YouTube Learning Companion — DeepNoteAI (Open Source)

Personal project · Feb — Jun 2025.

AI web app converting long-form YouTube videos into structured study sessions with segment-wise explanations and comprehension questions; multi-expert LLM pipeline with an async backend and FAISS-based vector retrieval. GitHub.

Education

M.Sc. Electrical Engineering — Smart Systems

University of Stuttgart, Germany · Oct 2024 — Present.
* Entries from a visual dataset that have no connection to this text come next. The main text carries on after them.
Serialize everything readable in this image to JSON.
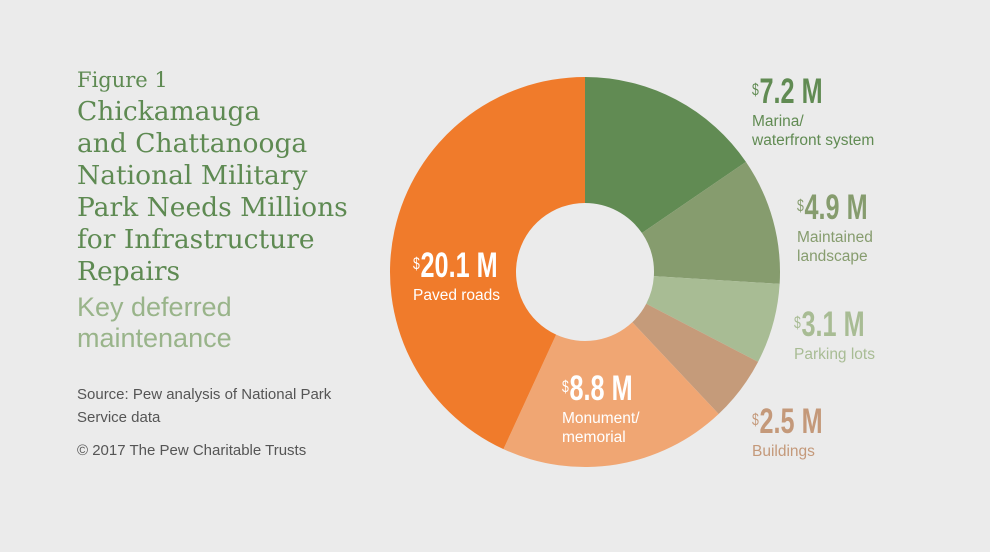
{
  "figure_label": "Figure 1",
  "title_lines": [
    "Chickamauga",
    "and Chattanooga",
    "National Military",
    "Park Needs Millions",
    "for Infrastructure",
    "Repairs"
  ],
  "subtitle_lines": [
    "Key deferred",
    "maintenance"
  ],
  "source_lines": [
    "Source: Pew analysis of National Park",
    "Service data"
  ],
  "copyright": "© 2017 The Pew Charitable Trusts",
  "currency_symbol": "$",
  "chart_data": {
    "type": "pie",
    "donut": true,
    "unit": "M",
    "slices": [
      {
        "label": "Marina/ waterfront system",
        "label_lines": [
          "Marina/",
          "waterfront system"
        ],
        "value": 7.2,
        "value_text": "7.2 M",
        "color": "#618b53",
        "label_color": "#618b53"
      },
      {
        "label": "Maintained landscape",
        "label_lines": [
          "Maintained",
          "landscape"
        ],
        "value": 4.9,
        "value_text": "4.9 M",
        "color": "#869c6e",
        "label_color": "#869c6e"
      },
      {
        "label": "Parking lots",
        "label_lines": [
          "Parking lots"
        ],
        "value": 3.1,
        "value_text": "3.1 M",
        "color": "#a8bc94",
        "label_color": "#a8bc94"
      },
      {
        "label": "Buildings",
        "label_lines": [
          "Buildings"
        ],
        "value": 2.5,
        "value_text": "2.5 M",
        "color": "#c59b7a",
        "label_color": "#c4997a"
      },
      {
        "label": "Monument/ memorial",
        "label_lines": [
          "Monument/",
          "memorial"
        ],
        "value": 8.8,
        "value_text": "8.8 M",
        "color": "#f0a673",
        "label_color": "#ffffff"
      },
      {
        "label": "Paved roads",
        "label_lines": [
          "Paved roads"
        ],
        "value": 20.1,
        "value_text": "20.1 M",
        "color": "#f07b2b",
        "label_color": "#ffffff"
      }
    ]
  }
}
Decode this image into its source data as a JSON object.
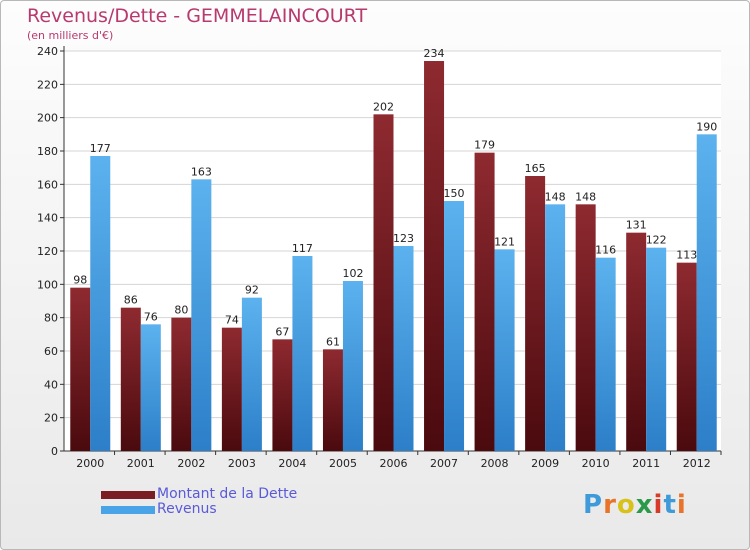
{
  "chart_data": {
    "type": "bar",
    "title": "Revenus/Dette - GEMMELAINCOURT",
    "subtitle": "(en milliers d'€)",
    "categories": [
      "2000",
      "2001",
      "2002",
      "2003",
      "2004",
      "2005",
      "2006",
      "2007",
      "2008",
      "2009",
      "2010",
      "2011",
      "2012"
    ],
    "series": [
      {
        "name": "Montant de la Dette",
        "color": "#7a1e24",
        "values": [
          98,
          86,
          80,
          74,
          67,
          61,
          202,
          234,
          179,
          165,
          148,
          131,
          113
        ]
      },
      {
        "name": "Revenus",
        "color": "#4aa3e6",
        "values": [
          177,
          76,
          163,
          92,
          117,
          102,
          123,
          150,
          121,
          148,
          116,
          122,
          190
        ]
      }
    ],
    "ylim": [
      0,
      240
    ],
    "yticks": [
      0,
      20,
      40,
      60,
      80,
      100,
      120,
      140,
      160,
      180,
      200,
      220,
      240
    ],
    "grid": true,
    "legend_position": "bottom-left"
  },
  "logo": {
    "letters": [
      "P",
      "r",
      "o",
      "x",
      "i",
      "t",
      "i"
    ],
    "colors": [
      "#3e9ad9",
      "#e8742a",
      "#d8c21a",
      "#2a9a4a",
      "#d83a2a",
      "#3e9ad9",
      "#e8742a"
    ],
    "text": "Proxiti"
  }
}
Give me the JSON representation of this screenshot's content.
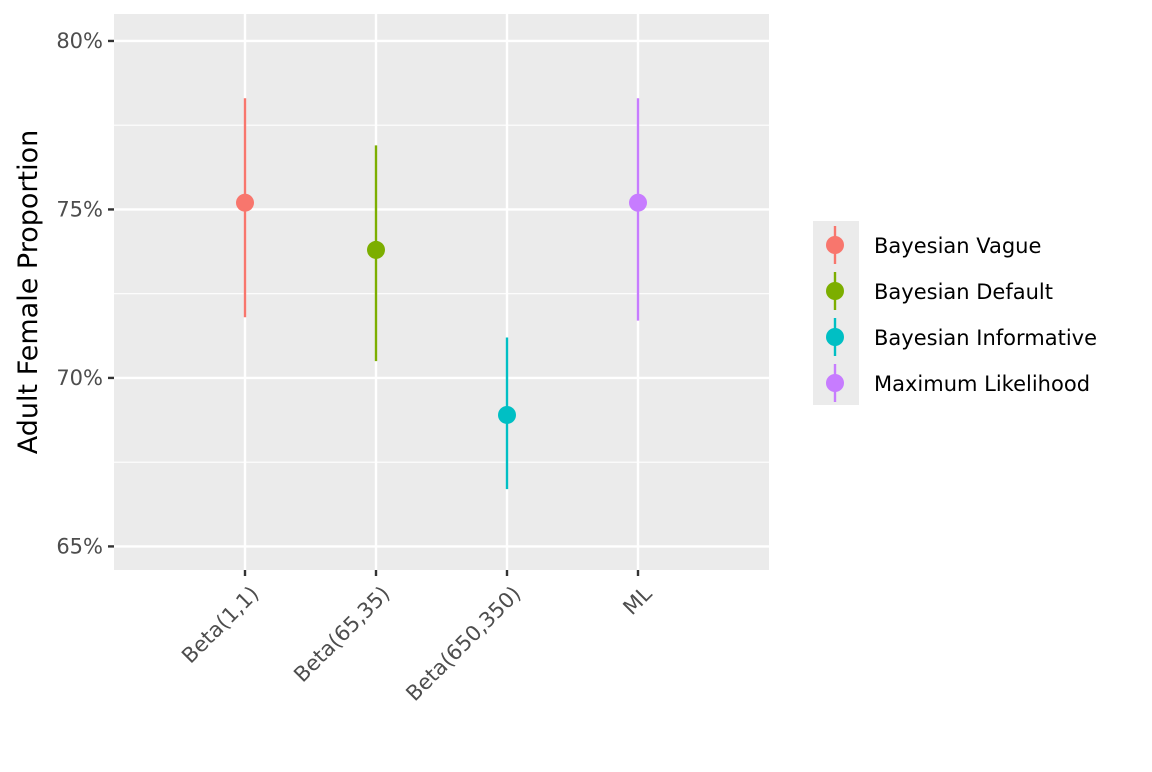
{
  "chart_data": {
    "type": "pointrange",
    "title": "",
    "xlabel": "",
    "ylabel": "Adult Female Proportion",
    "categories": [
      "Beta(1,1)",
      "Beta(65,35)",
      "Beta(650,350)",
      "ML"
    ],
    "ylim": [
      0.643,
      0.808
    ],
    "yticks": [
      0.65,
      0.7,
      0.75,
      0.8
    ],
    "ytick_labels": [
      "65%",
      "70%",
      "75%",
      "80%"
    ],
    "grid": true,
    "legend_position": "right",
    "series": [
      {
        "name": "Bayesian Vague",
        "color": "#F8766D",
        "category": "Beta(1,1)",
        "estimate": 0.752,
        "lower": 0.718,
        "upper": 0.783
      },
      {
        "name": "Bayesian Default",
        "color": "#7CAE00",
        "category": "Beta(65,35)",
        "estimate": 0.738,
        "lower": 0.705,
        "upper": 0.769
      },
      {
        "name": "Bayesian Informative",
        "color": "#00BFC4",
        "category": "Beta(650,350)",
        "estimate": 0.689,
        "lower": 0.667,
        "upper": 0.712
      },
      {
        "name": "Maximum Likelihood",
        "color": "#C77CFF",
        "category": "ML",
        "estimate": 0.752,
        "lower": 0.717,
        "upper": 0.783
      }
    ]
  }
}
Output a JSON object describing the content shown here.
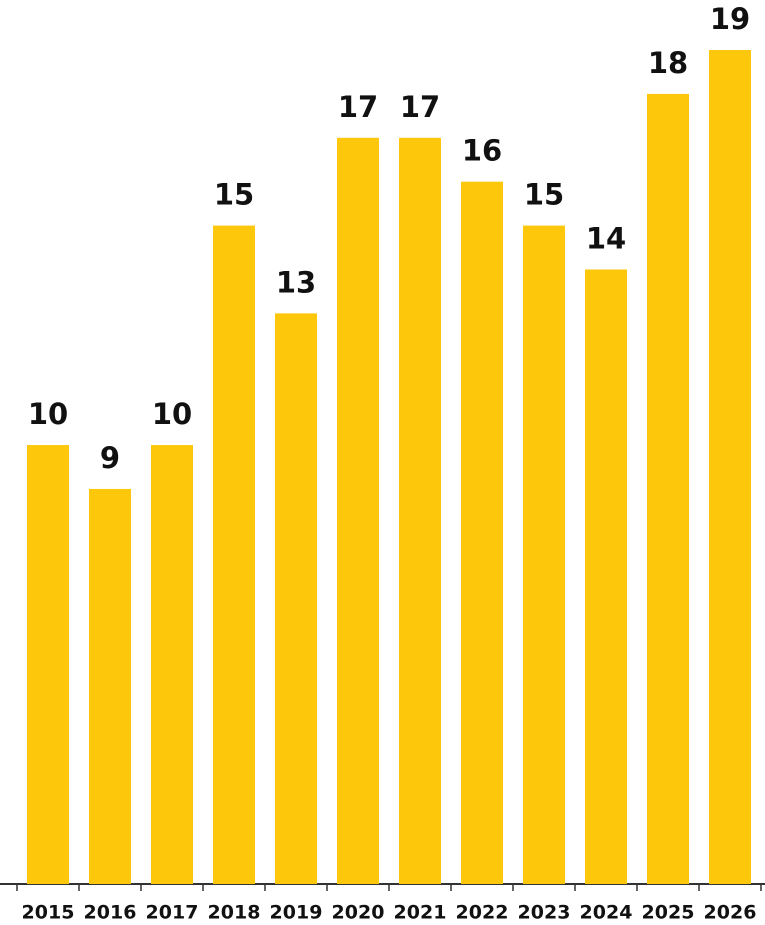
{
  "chart_data": {
    "type": "bar",
    "categories": [
      "2015",
      "2016",
      "2017",
      "2018",
      "2019",
      "2020",
      "2021",
      "2022",
      "2023",
      "2024",
      "2025",
      "2026"
    ],
    "values": [
      10,
      9,
      10,
      15,
      13,
      17,
      17,
      16,
      15,
      14,
      18,
      19
    ],
    "color": "#fdc70c",
    "ylim": [
      0,
      19
    ]
  }
}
Specialising in machine learning, generative modelling, and signal processing.

B.Tech Electrical and Electronics Engineering

National Institute of Technology, Calicut · 2017 — 2021. CGPA 8.01 / 10. Suspension & Steering Lead, Formula Student Team Unwired.

Stack

Frameworks: PyTorch, TensorFlow, HuggingFace Diffusers & Transformers.

Infrastructure: SLURM (multi-GPU H200/A6000), FP16 mixed-precision, Weights & Biases, distributed training.

Generative Modeling: Latent diffusion (SVD, DDPM, flow matching), ControlNet, VAE / VQVAE, autoregressive token models.

Computer Vision: Semantic segmentation (Cityscapes / KITTI-360), DRN-D-105, FID / FVD / mIoU evaluation.

Web & Apps: React, Next.js, Vercel AI SDK, Electron, Tailwind CSS.

Languages: Python, TypeScript / JavaScript, C / C++ (AUTOSAR / embedded).